I knew that going underground wasn’t for everyone, but I was pretty sure my late husband would have turned in his gave if I had chosen to bury him above ground in a  mausoleum or have him cremated with his ashes placed on my nightstand like one woman who I met in my spousal grief support group did.  So, at the lowest point in my life, I shopped for cemetery plots. It wasn’t the kind of real estate I envisioned I’d purchase in my mid-60s when we had talked about retiring and going smaller, sparer and greener. Of course, this had a certain element of green, depending on the location.

But all was so different than when we had bought our home 40 years ago. Then we worried about space for storage, windows, walk-in closets, enough bedrooms and bathrooms for our three kids, a decent kitchen, good plumbing and where to put the washer and dryer. This real estate would have none of these amenities. It probably wouldn’t have much of a lawn, something my husband loved to mow, or real flowers that he enjoyed planting. Cemeteries in my area were crowded; real estate for the departed was at a premium.

Although I am a journalist used to researching everything from wine to businesses to design, I didn’t have the time or energy to check out options. I had to do this hastily and picked a plot in the zip code I knew he preferred. His plot also had to be on an aisle, the location he wanted for movies and airplane flights, and a good view was mandatory. As upset and sad as I was at the time, I imagined a half grin on his face as I ticked off these requirements to the cemetery caretaker. He, in turn, suggested that I not just buy one plot but mine as well cautioning me that another would go up in price and might not be available if I waited. “I can always buy it back if you don’t want it,” he said. What a deal.

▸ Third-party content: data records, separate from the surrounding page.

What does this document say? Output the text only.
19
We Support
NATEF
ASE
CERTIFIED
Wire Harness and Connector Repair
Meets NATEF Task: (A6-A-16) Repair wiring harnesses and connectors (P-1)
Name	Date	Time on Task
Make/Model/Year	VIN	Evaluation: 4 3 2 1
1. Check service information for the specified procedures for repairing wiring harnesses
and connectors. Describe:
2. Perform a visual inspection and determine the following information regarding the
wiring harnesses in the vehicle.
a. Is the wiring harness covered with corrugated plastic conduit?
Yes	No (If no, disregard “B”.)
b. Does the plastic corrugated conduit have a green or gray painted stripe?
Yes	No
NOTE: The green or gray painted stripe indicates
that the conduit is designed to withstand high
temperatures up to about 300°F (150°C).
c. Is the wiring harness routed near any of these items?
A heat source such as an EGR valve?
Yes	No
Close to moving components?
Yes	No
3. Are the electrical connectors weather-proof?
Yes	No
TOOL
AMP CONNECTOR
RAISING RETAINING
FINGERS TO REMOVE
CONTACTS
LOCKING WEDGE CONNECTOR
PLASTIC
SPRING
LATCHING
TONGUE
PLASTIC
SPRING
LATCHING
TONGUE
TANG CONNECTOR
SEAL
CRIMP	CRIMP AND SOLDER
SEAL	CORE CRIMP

I also had to select the location or our row and opted to be in the neighborhood near my best friend Leslie’s father and brother, knowing that Leslie and the rest of her clan would be buried with them some day. In this way, the person who I spent the most time with growing up would be with my husband and me in perpetuity. Leslie and I wouldn’t be taking trips to Europe together, driving around in her convertible and schmoozing or shoe shopping, but we’d be nearly side by side exactly the way we’re photographed in so many of our school photos.

As the sun rose like a hot air balloon on that clear and mild April morning, I stood on the sidewalk negotiating my purchase, then writing a big fat check. I was in shock not only because I had just lost the love of my life but because how could I really be sure these subterranean spaces were escalating in price as suggested. I was in no place emotionally to haggle. I just wanted the deed done. As I turned to leave, I thought, “I hope I did well by you, Nolan? I’ll be joining you one day and like all the years I slept beside you, I’ll be back.” I selfishly wished that it wouldn’t be for a long time since I still, even in my despair and then mid-60s, wanted to live.